Das hat sich bis heute nicht geändert, wird etwas unter Verschluss gehalten, ist die Gerüchteküche um so größer, besonders in kleinen Orten.
Örtliches Geschehen mit satirischem Blick
Der Stadtarchivar war bereits vor langer Zeit im Bamberger Antiquariatshandel auf die "Reichszeitung" aufmerksam geworden, mit der die Münnerstädter Honoratioren-Vereinigung wöchentlich über einige Jahre hinweg das örtliche Geschehen mit satirischem Blick betrachtet hat. Vornehmlich, von etwa 1853 bis 1859, war das ein gewisser "Ritter Flamberg von Turnau", besonders aktiv, das vereinsinterne Pseudonym für Ignaz Bals. Alle der circa 40 Mitglieder hatten sich für den internen Umgang meist fantasievolle Adelstitel gegeben und wurden ebenso in der nicht für die Öffentlichkeit vorgesehenen "Reichszeitung" mit diesen Bezeichnungen persifliert. Bals konnte hier seine künstlerischen Fähigkeiten in Form von Karikaturen und Landschaftszeichnungen zeigen. Er war nach Aussage des Referenten glücklich, in dieser Bürger-Vereinigung tätig zu sein. Die innerörtliche Vernetzung trug dazu bei, dass der eine oder andere Malauftrag an ihn, der im Hauptberuf unterbezahlter Turn- und Zeichenlehrer am Gymnasium war, vergeben wurde.
Verbaler Witz und zeichnerische Vielfalt
Die "Reichstruppen" hatten mit militärischen Einheiten nichts im Sinn, höchstens der Vereinsslogan verband sie mit potenziellen Vaterlandsverteidigern - " hungrig, durstig und fidel". Ignaz Bals porträtierte mit verbalem Witz und zeichnerischer Vielfalt das Geschehen von damals. Gelernt hatte er es anfangs in seiner Geburtsstadt Würzburg und später in der Ausbildung in München. Sein Geld verdiente er als Anatomiemaler und schuf sich einen Namen als Pferdezeichner. Münnerstadt reizte ihn, weil sich hier die Chance auf ein berufliches Fortkommen bot.
Maltalent des Vaters geerbt
Klaus-Dieter Guhling zeigte den gut 30 Zuhörern an Hand von Bildbeispielen die subtile Zeichenschrift des Künstlers. Immer wieder ließ er sehr akzentuiert die biografischen Stationen von Ignaz Bals einfließen. Jeder konnte erkennen, warum ab 1859 sich keine Belege mehr für eine Tätigkeit bei den "Reichstruppen" und ihrer Vereinspublikation der "Reichszeitung" gefunden haben. Er heiratete am 6. Juli 1859 "seine" Babette Welzenbach. Insgesamt neun Kinder bekam die Familie. Mit seiner Tochter Agnes, die das Maltalent des Vaters erbte und es zu nutzen verstand, verband ihn sehr viel. 1895 verstarb er, verursacht durch eine Lungenentzündung, in seinem Haus in der heutigen Grube.

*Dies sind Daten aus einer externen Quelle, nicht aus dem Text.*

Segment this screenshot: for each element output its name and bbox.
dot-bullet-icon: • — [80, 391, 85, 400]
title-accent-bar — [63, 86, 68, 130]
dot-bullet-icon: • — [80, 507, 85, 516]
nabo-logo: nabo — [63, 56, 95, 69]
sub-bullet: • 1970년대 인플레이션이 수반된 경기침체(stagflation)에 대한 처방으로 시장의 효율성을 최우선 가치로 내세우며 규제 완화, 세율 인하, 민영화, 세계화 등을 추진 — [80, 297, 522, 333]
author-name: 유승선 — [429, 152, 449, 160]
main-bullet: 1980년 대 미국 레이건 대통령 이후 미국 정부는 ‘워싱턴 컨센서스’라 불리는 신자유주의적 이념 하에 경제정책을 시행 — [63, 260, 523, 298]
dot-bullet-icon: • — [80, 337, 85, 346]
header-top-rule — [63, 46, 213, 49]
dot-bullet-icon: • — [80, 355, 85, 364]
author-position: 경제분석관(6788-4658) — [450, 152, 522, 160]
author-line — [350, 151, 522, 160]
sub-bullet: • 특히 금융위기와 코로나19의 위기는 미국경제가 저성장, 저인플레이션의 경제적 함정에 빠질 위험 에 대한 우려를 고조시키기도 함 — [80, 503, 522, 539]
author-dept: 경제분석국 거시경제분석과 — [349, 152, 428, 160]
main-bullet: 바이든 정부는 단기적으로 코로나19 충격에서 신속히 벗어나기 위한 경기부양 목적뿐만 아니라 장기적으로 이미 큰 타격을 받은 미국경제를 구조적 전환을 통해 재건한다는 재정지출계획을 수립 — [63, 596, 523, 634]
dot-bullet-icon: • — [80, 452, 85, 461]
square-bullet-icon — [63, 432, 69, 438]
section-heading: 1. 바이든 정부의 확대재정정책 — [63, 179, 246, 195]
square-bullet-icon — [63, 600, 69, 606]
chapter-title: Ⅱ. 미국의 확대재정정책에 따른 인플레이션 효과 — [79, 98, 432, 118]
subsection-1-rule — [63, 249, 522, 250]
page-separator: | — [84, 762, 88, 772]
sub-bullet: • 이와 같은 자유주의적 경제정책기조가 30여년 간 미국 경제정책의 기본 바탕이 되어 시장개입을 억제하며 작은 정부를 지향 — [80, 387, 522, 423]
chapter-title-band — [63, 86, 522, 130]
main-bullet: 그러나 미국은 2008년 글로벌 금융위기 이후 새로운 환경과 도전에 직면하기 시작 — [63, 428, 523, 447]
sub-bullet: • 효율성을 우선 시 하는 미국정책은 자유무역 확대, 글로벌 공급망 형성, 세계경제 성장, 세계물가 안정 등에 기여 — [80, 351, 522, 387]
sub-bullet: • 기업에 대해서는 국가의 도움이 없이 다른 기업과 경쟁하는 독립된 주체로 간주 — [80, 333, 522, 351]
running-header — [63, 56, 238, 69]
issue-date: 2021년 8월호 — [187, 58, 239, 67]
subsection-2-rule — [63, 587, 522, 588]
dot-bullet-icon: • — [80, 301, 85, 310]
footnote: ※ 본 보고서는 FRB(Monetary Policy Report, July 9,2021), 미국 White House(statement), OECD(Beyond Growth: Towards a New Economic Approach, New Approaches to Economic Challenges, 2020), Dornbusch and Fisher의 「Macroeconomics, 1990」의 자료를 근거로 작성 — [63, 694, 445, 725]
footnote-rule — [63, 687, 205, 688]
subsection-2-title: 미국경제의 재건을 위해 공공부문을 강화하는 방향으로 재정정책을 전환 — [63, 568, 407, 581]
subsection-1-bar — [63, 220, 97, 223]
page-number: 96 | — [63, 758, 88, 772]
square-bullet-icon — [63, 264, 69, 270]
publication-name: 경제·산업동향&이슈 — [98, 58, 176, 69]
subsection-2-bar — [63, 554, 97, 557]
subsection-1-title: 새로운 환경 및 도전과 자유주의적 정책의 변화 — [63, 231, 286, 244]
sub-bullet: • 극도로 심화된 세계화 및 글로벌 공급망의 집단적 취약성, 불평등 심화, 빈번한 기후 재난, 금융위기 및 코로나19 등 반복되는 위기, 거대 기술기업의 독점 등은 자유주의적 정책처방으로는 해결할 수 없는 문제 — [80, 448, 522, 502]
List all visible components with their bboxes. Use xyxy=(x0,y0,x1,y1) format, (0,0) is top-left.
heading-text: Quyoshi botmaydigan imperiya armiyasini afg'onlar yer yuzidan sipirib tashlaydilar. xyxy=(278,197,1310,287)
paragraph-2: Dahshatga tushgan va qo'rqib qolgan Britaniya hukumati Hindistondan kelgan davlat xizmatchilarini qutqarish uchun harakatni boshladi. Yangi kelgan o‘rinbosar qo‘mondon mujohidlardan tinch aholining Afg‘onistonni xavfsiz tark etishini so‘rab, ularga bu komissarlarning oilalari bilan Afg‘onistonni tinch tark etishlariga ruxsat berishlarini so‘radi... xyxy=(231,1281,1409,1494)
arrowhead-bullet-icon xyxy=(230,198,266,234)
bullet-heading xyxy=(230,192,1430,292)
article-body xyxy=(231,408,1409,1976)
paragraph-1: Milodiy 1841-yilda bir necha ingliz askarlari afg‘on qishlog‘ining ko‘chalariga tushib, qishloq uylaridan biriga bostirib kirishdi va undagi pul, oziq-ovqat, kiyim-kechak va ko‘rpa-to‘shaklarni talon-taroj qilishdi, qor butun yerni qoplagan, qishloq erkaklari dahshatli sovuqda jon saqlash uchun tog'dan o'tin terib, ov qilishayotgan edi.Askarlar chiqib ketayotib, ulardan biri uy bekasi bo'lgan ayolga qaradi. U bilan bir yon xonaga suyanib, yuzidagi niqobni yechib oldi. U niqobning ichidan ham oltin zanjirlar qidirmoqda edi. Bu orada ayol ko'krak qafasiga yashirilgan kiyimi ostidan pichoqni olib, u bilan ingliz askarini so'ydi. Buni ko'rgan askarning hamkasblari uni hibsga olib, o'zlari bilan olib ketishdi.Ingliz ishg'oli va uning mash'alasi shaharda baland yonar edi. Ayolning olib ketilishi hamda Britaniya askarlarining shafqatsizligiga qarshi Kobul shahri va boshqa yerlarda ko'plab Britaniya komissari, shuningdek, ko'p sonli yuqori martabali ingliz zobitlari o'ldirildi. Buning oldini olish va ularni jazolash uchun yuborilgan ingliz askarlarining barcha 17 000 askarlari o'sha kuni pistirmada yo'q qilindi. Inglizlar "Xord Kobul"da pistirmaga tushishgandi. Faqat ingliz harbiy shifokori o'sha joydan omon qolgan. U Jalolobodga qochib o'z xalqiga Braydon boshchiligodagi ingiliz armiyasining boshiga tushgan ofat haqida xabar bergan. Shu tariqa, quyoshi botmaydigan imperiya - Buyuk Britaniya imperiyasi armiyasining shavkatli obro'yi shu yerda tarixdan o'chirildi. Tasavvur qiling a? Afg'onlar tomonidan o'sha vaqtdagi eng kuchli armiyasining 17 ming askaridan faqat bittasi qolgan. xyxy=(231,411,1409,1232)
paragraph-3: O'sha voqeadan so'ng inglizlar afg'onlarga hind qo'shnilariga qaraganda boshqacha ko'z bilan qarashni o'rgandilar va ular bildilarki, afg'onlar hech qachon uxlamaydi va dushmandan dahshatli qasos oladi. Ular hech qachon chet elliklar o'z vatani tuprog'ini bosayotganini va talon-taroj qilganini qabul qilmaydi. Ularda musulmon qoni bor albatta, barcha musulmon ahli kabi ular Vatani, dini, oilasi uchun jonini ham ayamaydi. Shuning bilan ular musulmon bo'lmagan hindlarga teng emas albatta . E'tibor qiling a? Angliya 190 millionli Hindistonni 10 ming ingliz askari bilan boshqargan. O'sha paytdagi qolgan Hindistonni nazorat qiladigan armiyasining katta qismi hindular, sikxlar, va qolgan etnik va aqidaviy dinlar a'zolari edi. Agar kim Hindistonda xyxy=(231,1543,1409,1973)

Klaus-Dieter Guhling bringt es am Ende auf den Punkt, wenn er das Wirken des Münnerstädter Malers Ignaz Bals als ein bis heute wahrhaft lebendiges Gesamtwerk beschreibt. Spuren sind seine Arbeiten und in seiner Heimat die "Ignaz-Bals-Straße" ,sowie die "Bals-Ruhe" ,eine Aussichtplattform am Schindberg, die ruhig wieder mal sichtbar gemacht werden könnte.